Examples Overview¶

The examples/ directory contains copy-paste-ready bash scripts for the three main workflows in VLA Foundry: preprocessing, training, and visualization. They complement the end-to-end walkthroughs in Tutorials; reach for a tutorial first if you're new, then come back here for a one-shot CLI example.

All scripts use placeholder S3 paths (s3://your-bucket/your-path/...) and placeholder dataset/checkpoint names — edit them to point at your own data.

Directory Structure¶

examples/
  training/
    llm_11m.sh                                    # 11M transformer LLM from scratch
    vlm_paligemma3b.sh                            # 3B PaliGemma-style VLM
    vlm_smolvlm_full_fromllm.sh                   # SmolVLM initialized from a pretrained LLM
    vla_diffusion_redbellpepper_paligemma2.sh     # VLA DiffusionPolicy w/ PaliGemma2 backbone
    vla_diffusion_redbellpepper_qwen_2b_thinking.sh  # VLA DiffusionPolicy w/ Qwen3-VL backbone
    diffusion_policy.sh                           # Standalone DiffusionPolicy on robotics shards
    resume.sh                                     # Resume / finetune from a checkpoint
  preprocessing/
    preprocess_robotics_data_lbm.sh               # Spartan → tar shards
    preprocess_robotics_data_lerobot.sh           # LeRobot → tar shards
  visualization/
    visualize_data.sh                             # CLI wrapper around lbm_vis.py
    visualization_params.yaml                     # Draccus config consumed by the wrapper
    README.md                                     # Usage details
  README.md                                       # (this index, but plain text)

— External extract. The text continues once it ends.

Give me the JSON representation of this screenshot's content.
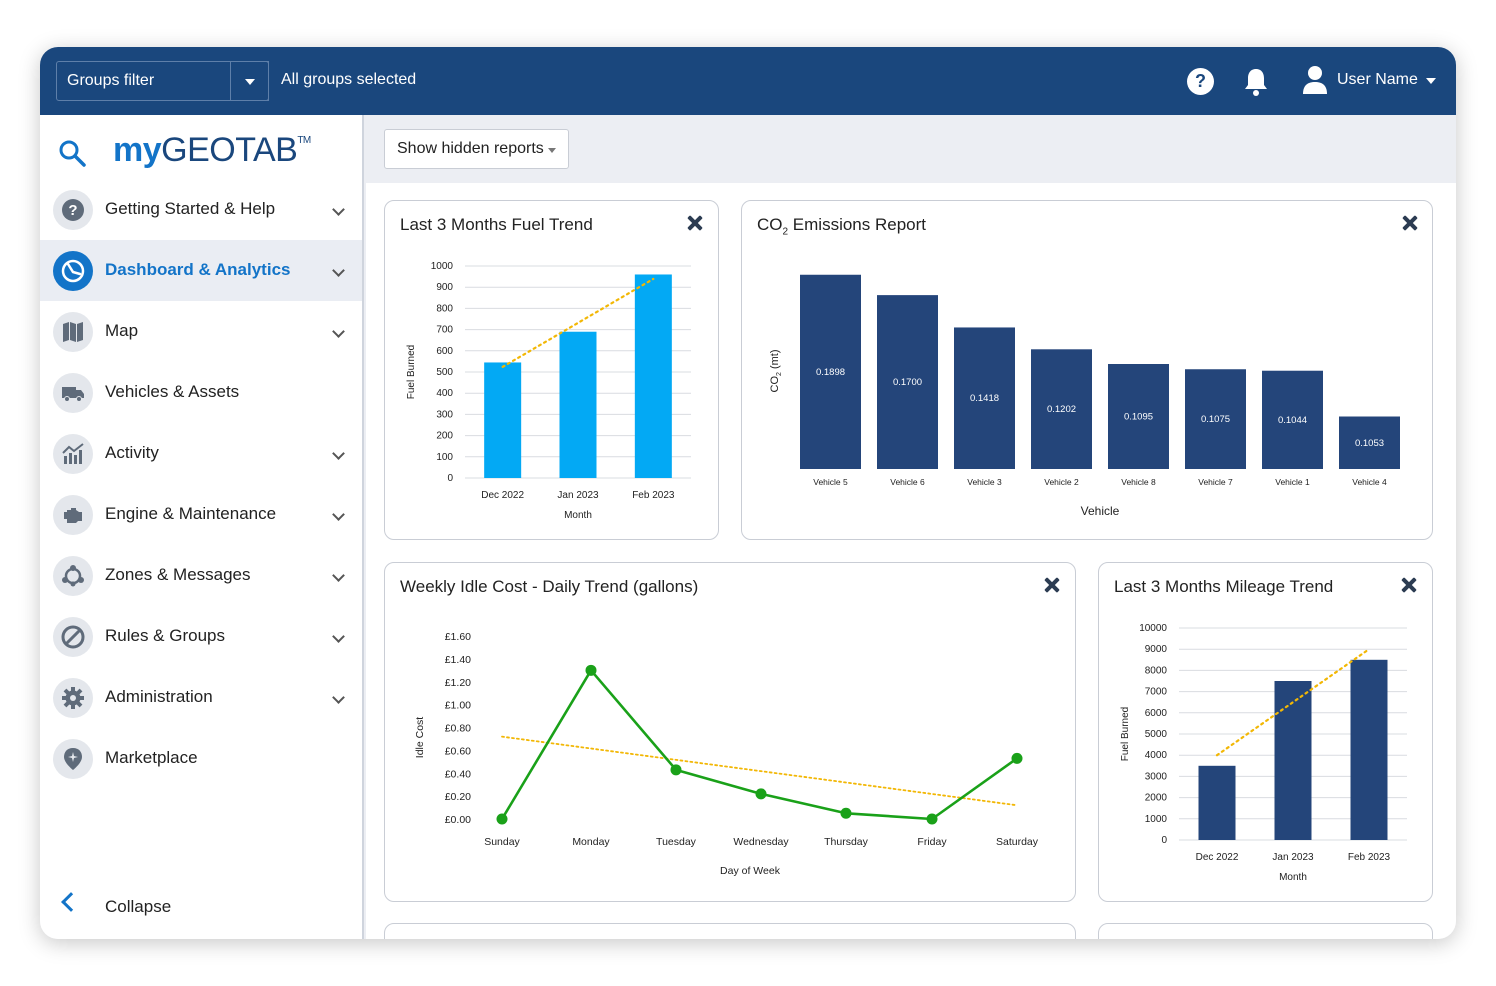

Deployment scripts live separately under vla_foundry/inference/scripts/ (see the deployment guide).

Training¶

Seven representative recipes, one per major pattern.

See annotated training examples

Preprocessing¶

Two robotics preprocessing entry points; they both call vla_foundry/data/preprocessing/preprocess_robotics_to_tar.py with a different --type flag.

See annotated preprocessing examples

Visualization¶

visualize_data.sh is a thin wrapper around vla_foundry/data/scripts/vis/lbm_vis.py that auto-detects S3 vs local paths, builds the right draccus args from the dataset manifest, and forwards them. Useful when you want to eyeball a dataset without opening a notebook. See examples/visualization/README.md for flags and example invocations.